If there are no discernible improvements, schedule an honest conversation with your boss. As conflict management coach Shannon L. Felder outlines for Real Simple, "Identify the things your boss does that diminish your capacity to meet expectations and maximize productivity. Have suggestions for actions your boss can take to make things better." Furthermore, "Do not assume negative intentions, but approach the conversation with an open mind." Follow up with a quick email – documenting your professionalism will go a long way.

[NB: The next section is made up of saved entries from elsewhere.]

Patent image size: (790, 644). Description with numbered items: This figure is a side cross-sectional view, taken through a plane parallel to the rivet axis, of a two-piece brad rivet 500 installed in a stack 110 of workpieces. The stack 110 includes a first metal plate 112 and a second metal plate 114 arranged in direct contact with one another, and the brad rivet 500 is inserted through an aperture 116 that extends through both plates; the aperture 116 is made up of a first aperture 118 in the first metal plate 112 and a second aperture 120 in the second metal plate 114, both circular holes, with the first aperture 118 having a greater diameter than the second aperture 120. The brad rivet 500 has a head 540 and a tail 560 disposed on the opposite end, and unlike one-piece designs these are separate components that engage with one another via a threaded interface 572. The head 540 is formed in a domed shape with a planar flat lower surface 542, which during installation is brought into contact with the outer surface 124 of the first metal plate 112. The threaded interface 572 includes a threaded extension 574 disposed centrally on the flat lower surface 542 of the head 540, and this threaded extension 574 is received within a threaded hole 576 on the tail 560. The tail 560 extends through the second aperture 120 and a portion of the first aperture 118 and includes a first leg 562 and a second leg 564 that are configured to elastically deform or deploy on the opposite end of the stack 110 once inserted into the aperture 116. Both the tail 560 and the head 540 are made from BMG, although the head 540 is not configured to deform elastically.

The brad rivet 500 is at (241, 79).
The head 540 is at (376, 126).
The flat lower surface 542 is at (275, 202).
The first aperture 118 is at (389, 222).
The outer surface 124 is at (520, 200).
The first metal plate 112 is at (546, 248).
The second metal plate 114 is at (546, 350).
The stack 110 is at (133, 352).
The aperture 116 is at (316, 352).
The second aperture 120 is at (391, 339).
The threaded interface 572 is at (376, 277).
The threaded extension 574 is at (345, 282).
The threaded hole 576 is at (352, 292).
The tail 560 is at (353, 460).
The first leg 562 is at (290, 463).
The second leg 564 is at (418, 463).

Ultimately, understand that creative differences are a common part of any workplace environment –- it's up to you whether they're manageable or not. "Your whole career you're going to have people who are difficult. The more adaptable we can be at managerial relationships with different people, the better off we're going to be in our careers," Mary Abbajay, president of Careerstone Group, explains to NBC Better by Today. In her words, "See if you can't adapt a little bit more."

Prepare to part ways

If your workplace environment hasn't improved, it may be a sign you need to quit your job. "There's no reason you should be miserable," Mary Abbajay advises NBC Better by Today. Because a bad boss can have long-term ill effects on your mental health, it's important to protect yourself. "You are not going to be at your best or be successful if you are more worried about your boss than about your job," concludes Abbajay. Give yourself permission to move on. 

The viral phenomenon known as "rage applying" could be your first step in finding solace, per CNBC Make It. "It's a more active way to respond to one's dissatisfaction," explains Amy Zimmerman, Chief People Officer at Relay Payments. At the very least, researching new jobs can help you regain a certain amount of control in a toxic situation. "When I was rage applying," explained one frustrated employee, "it was a way for me to feel like I had control over my life. Like, I don't have to be here, I can go."